Infections usually manifest 36–48 hours after a biopsy. Symptoms may include increased urinary urgency or frequency, pain in the pelvis or genitals, fever, chills, nausea, vomiting, discharge from the penis, and a burning sensation while urinating. “If you feel lousy the next night or a few days after a biopsy, don’t ignore it,” Dr. Klein advises. “Call your doctor.”
Prostate biopsy can cause discomfort, although nerve blocks and other anesthetic techniques have dramatically eased the pain and should be the standard of care, Dr. Klein says.
Nearly all men experience blood in their semen for a few months after the biopsy. (It may not occur the first few times you ejaculate, and it may be intermittent afterward.) You also might notice blood in your rectum, stool and urine for a few days.
To reduce your risk of more serious bleeding, your doctor probably will advise you to stop taking blood-thinning medications such as aspirin, warfarin (Coumadin), dabigatran (Pradaxa) or clopidogrel (Plavix), as well as over-the-counter anti-inflammatory medications such as ibuprofen (Advil, Motrin) or naproxen (Aleve), several days to a week before your biopsy. Also, tell your doctor if you take vitamin E, fish oil, ginkgo biloba or other supplements with blood-thinning effects.
A study published in the Oct. 10, 2010, issue of the Journal of Urology suggests that biopsies may cause temporary erectile problems and urinary symptoms. Saturation biopsy, in which 20 or more cores are taken, seemed to have a longer-lasting effect on urinary function, the study authors noted. A 2009 study in the Journal of Urology suggested that undergoing three or more biopsies as part of active surveillance for prostate cancer may adversely affect erectile function, but it had no effect on urinary symptoms.
“It hasn’t been my experience that patients are complaining about erectile dysfunction after biopsy,” Dr. Klein says. “But, a lot of patients complain for a few days afterward that their voiding [urination] isn’t quite normal.”
Additionally, he says, men diagnosed with prostate cancer who are considering active surveillance should take into account the fact that they’ll undergo repeat biopsies and the risks that accompany them.
Be Smart About Biopsy
Given these risks and the fact that most tumors found after prostate-specific antigen (PSA) testing are not life threatening and require no treatment, Dr. Klein encourages physicians to “screen smarter” for prostate cancer. A decision to biopsy must be weighed carefully and should be based not only on your PSA level, but also on results of a digital rectal exam, age, race, and your biopsy history.

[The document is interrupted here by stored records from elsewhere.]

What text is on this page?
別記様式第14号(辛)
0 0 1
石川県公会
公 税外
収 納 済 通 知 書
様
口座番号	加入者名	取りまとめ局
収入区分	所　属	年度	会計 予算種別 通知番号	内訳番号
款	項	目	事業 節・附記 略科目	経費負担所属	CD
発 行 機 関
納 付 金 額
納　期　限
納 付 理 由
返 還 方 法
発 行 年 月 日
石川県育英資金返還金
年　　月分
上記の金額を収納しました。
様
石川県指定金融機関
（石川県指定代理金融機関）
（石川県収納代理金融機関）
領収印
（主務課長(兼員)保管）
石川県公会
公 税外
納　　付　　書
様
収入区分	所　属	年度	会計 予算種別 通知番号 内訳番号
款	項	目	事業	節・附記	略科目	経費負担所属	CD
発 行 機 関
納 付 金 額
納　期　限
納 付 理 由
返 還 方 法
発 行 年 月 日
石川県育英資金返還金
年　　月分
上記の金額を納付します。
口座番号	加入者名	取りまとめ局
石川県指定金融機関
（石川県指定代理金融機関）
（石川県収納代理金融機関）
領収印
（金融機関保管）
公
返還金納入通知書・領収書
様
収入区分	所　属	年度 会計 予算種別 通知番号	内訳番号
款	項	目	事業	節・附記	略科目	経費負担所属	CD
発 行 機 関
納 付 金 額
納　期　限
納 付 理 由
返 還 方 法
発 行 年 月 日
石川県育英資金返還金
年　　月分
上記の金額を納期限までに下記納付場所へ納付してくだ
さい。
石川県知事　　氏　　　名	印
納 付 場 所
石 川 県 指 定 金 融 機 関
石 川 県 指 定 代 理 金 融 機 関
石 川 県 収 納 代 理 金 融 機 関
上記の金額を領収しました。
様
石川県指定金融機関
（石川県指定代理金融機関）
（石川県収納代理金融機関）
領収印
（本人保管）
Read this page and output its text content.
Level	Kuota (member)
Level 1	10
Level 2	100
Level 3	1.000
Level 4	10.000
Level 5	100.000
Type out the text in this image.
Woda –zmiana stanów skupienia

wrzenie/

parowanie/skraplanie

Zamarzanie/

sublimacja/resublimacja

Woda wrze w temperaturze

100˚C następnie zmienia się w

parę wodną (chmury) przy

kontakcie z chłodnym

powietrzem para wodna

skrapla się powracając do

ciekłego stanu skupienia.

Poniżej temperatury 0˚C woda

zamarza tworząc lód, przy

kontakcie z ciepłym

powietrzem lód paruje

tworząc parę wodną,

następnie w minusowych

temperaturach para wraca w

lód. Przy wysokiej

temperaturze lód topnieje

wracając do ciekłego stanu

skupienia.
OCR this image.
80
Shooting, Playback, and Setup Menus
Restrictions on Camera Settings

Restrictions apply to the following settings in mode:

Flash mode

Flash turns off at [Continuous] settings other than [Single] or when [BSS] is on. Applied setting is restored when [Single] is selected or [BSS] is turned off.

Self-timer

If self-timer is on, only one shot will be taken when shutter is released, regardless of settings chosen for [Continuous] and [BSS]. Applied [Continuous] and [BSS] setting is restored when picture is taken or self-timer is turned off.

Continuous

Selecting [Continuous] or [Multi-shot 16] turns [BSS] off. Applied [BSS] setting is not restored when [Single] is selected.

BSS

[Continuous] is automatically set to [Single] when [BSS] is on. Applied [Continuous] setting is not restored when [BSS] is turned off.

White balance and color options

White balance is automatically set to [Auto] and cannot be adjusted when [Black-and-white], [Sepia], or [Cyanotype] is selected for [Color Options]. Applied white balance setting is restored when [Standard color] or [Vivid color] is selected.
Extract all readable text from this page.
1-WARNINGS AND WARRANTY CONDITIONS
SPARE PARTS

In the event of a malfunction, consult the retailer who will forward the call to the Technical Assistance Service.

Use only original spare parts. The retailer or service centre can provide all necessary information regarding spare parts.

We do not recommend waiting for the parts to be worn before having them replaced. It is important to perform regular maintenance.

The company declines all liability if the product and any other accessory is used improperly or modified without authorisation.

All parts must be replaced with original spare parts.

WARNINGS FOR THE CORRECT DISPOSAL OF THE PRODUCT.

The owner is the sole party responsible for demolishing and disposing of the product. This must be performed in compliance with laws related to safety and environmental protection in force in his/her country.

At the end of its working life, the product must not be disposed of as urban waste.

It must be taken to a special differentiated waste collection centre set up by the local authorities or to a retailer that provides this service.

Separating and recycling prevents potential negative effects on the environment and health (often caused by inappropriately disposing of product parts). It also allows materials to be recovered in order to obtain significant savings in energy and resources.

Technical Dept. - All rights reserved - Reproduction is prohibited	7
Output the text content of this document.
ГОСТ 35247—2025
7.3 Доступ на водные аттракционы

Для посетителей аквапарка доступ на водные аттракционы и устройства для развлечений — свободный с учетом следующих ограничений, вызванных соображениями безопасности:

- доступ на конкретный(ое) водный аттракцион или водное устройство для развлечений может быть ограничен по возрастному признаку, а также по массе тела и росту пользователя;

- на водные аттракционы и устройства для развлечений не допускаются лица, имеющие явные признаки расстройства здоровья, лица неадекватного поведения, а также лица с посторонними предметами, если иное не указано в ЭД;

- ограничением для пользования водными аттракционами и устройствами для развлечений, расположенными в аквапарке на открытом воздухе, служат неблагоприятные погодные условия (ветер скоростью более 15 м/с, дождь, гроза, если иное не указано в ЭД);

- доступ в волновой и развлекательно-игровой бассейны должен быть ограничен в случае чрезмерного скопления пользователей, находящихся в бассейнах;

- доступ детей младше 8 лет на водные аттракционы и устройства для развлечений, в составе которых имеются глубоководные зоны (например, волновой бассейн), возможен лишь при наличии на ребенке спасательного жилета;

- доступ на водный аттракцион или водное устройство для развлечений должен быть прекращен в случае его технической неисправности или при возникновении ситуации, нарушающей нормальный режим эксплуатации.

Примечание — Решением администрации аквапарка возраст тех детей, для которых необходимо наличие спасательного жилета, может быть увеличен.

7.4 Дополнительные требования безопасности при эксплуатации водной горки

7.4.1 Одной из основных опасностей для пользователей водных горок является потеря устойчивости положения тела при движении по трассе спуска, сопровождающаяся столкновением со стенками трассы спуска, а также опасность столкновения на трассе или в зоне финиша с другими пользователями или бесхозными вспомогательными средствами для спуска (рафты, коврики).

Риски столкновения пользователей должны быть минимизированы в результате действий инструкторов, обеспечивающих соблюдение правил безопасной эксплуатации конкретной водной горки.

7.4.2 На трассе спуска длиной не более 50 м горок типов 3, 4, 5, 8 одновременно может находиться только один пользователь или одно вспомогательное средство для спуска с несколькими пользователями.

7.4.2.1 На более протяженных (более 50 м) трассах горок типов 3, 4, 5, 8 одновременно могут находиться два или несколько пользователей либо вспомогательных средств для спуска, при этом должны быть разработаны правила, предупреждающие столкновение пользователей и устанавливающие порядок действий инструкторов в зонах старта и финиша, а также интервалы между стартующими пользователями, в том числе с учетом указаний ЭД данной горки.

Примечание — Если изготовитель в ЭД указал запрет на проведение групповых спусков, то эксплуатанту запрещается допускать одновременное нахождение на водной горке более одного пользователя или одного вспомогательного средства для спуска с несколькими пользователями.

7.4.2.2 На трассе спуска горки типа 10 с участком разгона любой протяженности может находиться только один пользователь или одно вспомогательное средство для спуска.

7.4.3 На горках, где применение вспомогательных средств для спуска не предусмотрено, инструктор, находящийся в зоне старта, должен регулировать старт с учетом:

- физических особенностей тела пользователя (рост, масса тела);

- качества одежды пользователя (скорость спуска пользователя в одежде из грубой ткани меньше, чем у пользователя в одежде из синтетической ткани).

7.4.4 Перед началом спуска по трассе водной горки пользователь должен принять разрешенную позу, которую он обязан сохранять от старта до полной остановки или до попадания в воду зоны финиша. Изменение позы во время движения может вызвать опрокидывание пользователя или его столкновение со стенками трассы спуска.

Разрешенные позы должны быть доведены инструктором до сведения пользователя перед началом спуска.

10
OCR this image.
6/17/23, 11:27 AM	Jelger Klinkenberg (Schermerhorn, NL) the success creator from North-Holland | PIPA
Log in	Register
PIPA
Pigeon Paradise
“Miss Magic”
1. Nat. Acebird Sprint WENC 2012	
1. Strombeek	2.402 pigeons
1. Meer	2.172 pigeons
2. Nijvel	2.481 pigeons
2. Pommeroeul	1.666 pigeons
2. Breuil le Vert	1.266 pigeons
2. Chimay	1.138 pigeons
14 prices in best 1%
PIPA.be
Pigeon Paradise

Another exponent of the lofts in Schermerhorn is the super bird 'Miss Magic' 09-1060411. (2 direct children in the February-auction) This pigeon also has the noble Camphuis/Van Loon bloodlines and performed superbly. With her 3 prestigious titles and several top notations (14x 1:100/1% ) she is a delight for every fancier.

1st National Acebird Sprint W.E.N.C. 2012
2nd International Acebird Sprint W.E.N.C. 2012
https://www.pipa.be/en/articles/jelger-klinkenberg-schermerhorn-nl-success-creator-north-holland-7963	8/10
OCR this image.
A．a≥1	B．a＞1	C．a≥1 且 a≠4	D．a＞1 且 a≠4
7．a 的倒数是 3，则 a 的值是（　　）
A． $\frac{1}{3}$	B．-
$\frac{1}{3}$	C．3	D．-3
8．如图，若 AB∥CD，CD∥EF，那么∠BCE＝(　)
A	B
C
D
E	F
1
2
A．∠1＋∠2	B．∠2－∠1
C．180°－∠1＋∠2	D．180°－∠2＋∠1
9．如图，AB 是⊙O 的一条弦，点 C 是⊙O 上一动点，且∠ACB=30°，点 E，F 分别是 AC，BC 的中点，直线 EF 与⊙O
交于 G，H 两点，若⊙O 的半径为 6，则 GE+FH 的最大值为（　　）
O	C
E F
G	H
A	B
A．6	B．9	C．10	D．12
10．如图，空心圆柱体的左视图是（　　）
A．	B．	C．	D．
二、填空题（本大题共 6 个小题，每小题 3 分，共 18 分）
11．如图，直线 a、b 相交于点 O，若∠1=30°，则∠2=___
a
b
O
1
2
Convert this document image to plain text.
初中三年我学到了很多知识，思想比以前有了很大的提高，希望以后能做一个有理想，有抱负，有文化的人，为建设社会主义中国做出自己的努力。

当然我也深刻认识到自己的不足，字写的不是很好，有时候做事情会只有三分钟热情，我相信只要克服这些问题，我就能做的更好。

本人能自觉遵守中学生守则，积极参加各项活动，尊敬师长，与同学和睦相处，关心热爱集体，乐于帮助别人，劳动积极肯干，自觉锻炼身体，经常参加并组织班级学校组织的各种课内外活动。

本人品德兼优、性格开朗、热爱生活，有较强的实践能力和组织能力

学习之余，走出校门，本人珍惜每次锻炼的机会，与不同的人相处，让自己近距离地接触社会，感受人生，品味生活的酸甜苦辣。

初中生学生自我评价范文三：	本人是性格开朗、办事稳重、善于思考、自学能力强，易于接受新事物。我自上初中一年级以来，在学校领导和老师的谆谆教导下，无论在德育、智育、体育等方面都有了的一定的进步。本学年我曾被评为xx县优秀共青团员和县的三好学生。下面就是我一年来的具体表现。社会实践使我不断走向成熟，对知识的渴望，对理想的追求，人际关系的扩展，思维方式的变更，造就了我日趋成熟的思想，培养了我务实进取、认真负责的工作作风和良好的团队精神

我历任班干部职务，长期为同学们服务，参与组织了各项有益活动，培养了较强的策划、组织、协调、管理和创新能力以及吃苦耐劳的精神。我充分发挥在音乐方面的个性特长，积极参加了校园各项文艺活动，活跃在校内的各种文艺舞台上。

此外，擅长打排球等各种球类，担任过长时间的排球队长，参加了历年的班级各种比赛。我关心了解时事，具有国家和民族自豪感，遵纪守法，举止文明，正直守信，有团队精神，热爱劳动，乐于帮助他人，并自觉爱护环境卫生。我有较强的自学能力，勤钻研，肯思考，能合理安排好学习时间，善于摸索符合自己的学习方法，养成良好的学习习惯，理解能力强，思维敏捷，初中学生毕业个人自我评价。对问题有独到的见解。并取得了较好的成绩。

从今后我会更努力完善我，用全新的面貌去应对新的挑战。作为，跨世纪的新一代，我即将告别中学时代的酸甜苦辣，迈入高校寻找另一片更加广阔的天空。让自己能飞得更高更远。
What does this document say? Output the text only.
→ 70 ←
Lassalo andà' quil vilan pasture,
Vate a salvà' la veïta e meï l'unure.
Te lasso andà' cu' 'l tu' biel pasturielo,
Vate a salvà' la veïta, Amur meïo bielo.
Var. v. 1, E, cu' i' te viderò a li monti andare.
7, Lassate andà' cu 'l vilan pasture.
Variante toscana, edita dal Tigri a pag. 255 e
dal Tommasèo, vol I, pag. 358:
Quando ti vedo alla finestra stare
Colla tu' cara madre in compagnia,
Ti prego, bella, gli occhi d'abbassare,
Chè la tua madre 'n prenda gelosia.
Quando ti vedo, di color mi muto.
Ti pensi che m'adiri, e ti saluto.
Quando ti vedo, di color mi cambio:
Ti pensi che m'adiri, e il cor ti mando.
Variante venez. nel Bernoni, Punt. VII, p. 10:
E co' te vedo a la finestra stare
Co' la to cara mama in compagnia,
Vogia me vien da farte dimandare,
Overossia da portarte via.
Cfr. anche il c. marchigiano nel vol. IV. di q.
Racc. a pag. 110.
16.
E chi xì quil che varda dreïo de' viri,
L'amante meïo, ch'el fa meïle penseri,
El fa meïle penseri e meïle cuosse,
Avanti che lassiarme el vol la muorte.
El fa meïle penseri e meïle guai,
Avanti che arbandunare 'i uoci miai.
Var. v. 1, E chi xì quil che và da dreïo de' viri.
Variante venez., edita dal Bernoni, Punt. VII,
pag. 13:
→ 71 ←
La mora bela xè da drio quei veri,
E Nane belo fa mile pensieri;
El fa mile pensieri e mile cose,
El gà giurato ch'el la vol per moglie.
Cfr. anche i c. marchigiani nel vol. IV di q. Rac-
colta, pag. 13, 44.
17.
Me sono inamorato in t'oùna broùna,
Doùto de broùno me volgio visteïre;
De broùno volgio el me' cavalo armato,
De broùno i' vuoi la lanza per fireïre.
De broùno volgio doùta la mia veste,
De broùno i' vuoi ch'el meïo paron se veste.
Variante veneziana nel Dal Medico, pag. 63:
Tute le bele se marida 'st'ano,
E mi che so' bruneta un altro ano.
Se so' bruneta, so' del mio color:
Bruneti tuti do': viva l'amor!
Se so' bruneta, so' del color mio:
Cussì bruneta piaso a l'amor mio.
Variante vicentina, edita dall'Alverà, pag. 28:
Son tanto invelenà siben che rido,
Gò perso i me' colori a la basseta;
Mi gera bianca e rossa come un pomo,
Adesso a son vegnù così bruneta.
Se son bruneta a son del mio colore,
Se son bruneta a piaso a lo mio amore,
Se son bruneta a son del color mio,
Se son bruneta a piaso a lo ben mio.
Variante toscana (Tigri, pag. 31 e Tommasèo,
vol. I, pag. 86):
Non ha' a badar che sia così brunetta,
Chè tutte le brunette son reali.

“Yes, we should screen people, but we should focus on patients at the highest risk of potentially lethal cancer,” Dr. Klein says. “If the average guy has a low-grade cancer that doesn’t need to be treated and there’s a 2–4 percent sepsis rate and 0.1 percent death rate, you have to wonder if you’re doing the patient a favor by working hard to find a cancer that’s not going to threaten his life while you’re doing a procedure that might.”